Als Rudolf Hilferding im Jahr 1910 vom „Finanzkapital“ sprach, hatte er eine ausgeprägte Machtkonzentration von Bank- und Industriekapital unter Führung des Finanzkapitals vor Augen. Die heutige Rede vom Finanzkapital oder vom Finanzmarkt-Kapitalismus verdichtet sich in einer anderen Zeitdiagnose. In deren Zentrum steht nicht der „organisierte Kapitalismus“, sondern ein wettbewerbsorientiertes, globalisiertes und krisenanfälliges Wirtschaftssystem, das vielfältige Unsicherheiten und Ungleichheiten produziert.

Im Zuge der Finanz-, Schulden- und Eurokrise hat sich diese Diskussion verallgemeinert. Hiervon zeugen eine ganze Reihe von Untersuchungen: etwa eine OECD-Studie von 2011 „Divided we stand – why inequality keeps rising“, ILO-Berichte zu Ungleichheiten in der Arbeitswelt, Publikationen der Europäischen Kommission zu ungleichen Lebenslagen und gesteigerten Armutsrisiken oder Thomas Pikettys Analyse der zunehmenden Vermögens- und Einkommenskonzentration.
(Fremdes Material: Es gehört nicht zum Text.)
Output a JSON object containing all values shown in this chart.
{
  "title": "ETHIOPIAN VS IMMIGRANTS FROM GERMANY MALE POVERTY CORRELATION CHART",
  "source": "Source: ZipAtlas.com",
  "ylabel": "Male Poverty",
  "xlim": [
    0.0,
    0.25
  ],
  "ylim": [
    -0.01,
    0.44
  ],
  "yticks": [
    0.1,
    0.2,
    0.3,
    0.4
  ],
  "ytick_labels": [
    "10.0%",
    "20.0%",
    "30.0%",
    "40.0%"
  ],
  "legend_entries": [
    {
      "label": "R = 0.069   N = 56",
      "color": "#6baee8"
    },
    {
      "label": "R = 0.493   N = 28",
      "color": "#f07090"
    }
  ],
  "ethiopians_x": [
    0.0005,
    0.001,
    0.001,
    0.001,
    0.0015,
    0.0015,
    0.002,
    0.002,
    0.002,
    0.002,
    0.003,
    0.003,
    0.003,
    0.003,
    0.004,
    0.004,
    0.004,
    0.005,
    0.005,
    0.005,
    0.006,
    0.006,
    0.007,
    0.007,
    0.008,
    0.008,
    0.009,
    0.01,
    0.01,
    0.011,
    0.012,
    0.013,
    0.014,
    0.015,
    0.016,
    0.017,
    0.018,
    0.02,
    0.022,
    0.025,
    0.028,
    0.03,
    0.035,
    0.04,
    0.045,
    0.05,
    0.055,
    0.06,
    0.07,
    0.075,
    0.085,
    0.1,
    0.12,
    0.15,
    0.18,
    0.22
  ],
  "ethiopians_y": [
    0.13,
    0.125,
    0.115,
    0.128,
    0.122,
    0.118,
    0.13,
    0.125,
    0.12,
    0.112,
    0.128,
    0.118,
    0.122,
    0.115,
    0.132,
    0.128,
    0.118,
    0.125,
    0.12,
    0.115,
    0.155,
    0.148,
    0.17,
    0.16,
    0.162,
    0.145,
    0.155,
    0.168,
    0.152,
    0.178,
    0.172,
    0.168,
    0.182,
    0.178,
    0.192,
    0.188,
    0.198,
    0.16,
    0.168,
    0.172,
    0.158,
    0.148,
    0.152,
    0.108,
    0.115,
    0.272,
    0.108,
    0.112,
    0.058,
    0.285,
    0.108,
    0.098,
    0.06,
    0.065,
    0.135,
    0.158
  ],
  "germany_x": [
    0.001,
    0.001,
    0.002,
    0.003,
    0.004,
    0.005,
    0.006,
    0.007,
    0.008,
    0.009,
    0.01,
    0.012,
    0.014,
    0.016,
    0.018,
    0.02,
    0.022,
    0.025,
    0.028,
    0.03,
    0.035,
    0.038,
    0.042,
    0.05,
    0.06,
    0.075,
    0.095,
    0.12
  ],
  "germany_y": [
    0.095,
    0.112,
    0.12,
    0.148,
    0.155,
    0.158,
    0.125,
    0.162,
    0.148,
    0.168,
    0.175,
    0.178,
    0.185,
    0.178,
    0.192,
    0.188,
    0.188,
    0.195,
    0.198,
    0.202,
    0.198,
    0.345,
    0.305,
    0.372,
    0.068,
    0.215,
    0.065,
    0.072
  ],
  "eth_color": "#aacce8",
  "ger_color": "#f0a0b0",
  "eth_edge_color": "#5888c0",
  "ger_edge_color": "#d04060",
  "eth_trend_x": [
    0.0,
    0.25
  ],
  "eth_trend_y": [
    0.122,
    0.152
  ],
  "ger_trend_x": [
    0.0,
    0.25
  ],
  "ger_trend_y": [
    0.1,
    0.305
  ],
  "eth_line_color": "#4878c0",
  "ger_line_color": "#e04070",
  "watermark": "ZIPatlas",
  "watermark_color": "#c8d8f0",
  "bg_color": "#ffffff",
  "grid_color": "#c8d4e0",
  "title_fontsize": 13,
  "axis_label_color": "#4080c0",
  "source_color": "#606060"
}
Im Anschluss an den Oxfam-Bericht „An economy for the 1%“ und die Veröffentlichung der sog. "Panama Papers" hat sich die öffentliche Debatte weiter zugespitzt.

Diese Ausgabe von POLITIKUM beleuchtet die Zusammenhänge, die zwischen der Finanzmarktentwicklung, den Krisenprozessen und der sozialen Ungleichheit bestehen. Gibt es strukturelle Ursachen der zunehmenden Ungleichheit? Wie wirken sich die Krise und das Krisenmanagement verteilungspolitisch aus? Wer trägt die Kosten? Gibt es neben den Krisenverlierern auch Krisengewinner? Welche wirtschaftlichen und sozialen Effekte sind mit den politischen Strategien, nicht zuletzt mit der Geldpolitik der EZB oder der Austeritätspolitik, verbunden? Wie könnten politische Alternativen aussehen? Und verändern sich im Verlauf der Krise die politischen Machtverhältnisse und Muster einer – wohlfahrtsstaatlich gestützten – Legitimation von Herrschaft?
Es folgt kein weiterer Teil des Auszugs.